Another great victory for the club was the 7 year old girls kumite fighting where seven little Dokan angels dominated the area winning all four medals. The final was fought between twin sisters Grace and Emily Young. I really did enjoy this section. But lots of our kids fought courageously and it was kumite progress I was pleased about and the bravery of the Dokan kids. My hard line words of don’t be soft in the club have paid off.

Dokan pulled out of the last event for us at 7.45 nearly two hours later than I had promised the coach company. Only to find the replacement coach had broken down even before we boarded it. The driver managed to get it started but 30 miles up the motorway we broke down again. The trauma continued as we sat 2 hours in the dark on a chilly bus waiting for a rescue coach to locate us and take us home.

With my man flu kicking in, the fatigue of the day and the hassles and pressure I had experienced I deemed the entire thing a disaster on an unprecedented scale and I could not understand how everyone seemed to be so jolly. The following day in the club, kids were talking about the great adventure of breaking down in the dark. Most loved the tournament and things didn’t seem so bad in the light of day.

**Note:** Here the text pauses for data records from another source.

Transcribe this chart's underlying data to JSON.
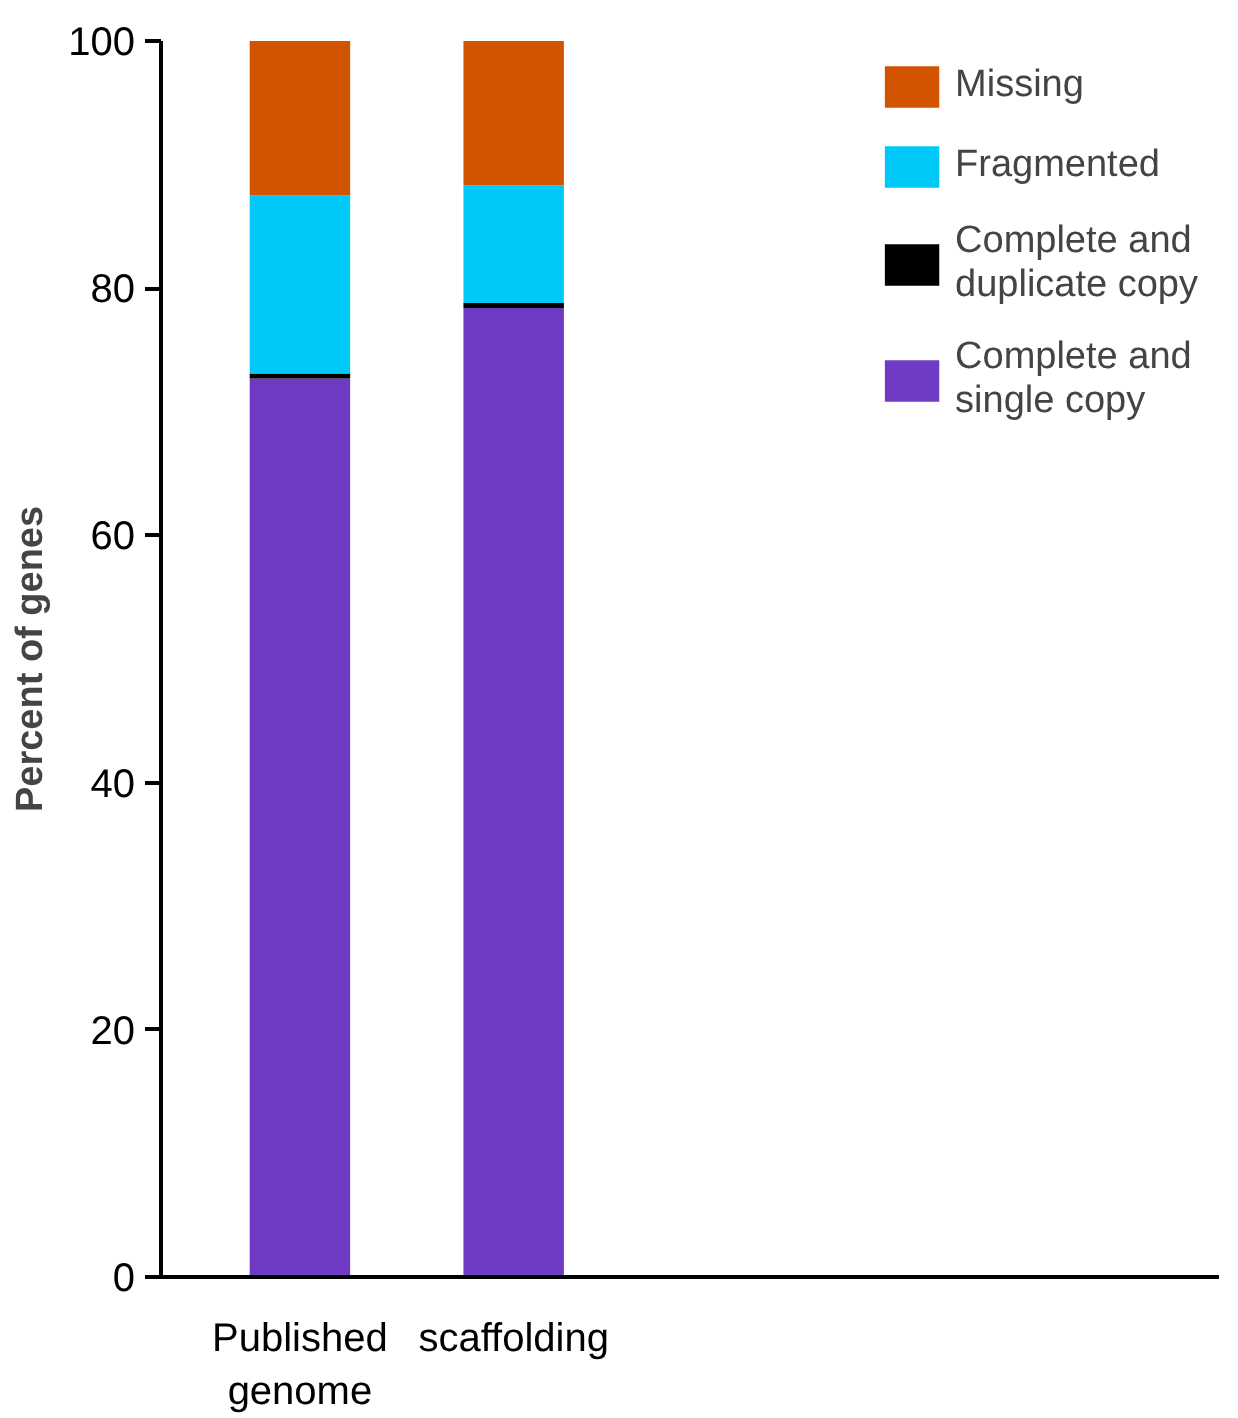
{
  "chart_data": {
    "type": "bar",
    "stacked": true,
    "ylabel": "Percent of genes",
    "categories": [
      "Published\ngenome",
      "scaffolding"
    ],
    "series": [
      {
        "name": "Complete and\nsingle copy",
        "color": "#6f3bc4",
        "values": [
          72.7,
          78.4
        ]
      },
      {
        "name": "Complete and\nduplicate copy",
        "color": "#000000",
        "values": [
          0.4,
          0.4
        ]
      },
      {
        "name": "Fragmented",
        "color": "#00c8f8",
        "values": [
          14.4,
          9.5
        ]
      },
      {
        "name": "Missing",
        "color": "#d35400",
        "values": [
          12.5,
          11.7
        ]
      }
    ],
    "ylim": [
      0,
      100
    ],
    "yticks": [
      0,
      20,
      40,
      60,
      80,
      100
    ],
    "grid": false,
    "legend": "top right"
  }
}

 This is why Dokan is unique, I attract kids with grit and determination, I nurture their ambition and develop skill and self-belief and toughen them up. Dokan kids are the best of the best, in the clubs we forge their character but without parental support it goes nowhere. Luckily Dokan parents are the best of the best too and can sit on a dark cold coach for two hours after a long stressful day and make light of the entire thing.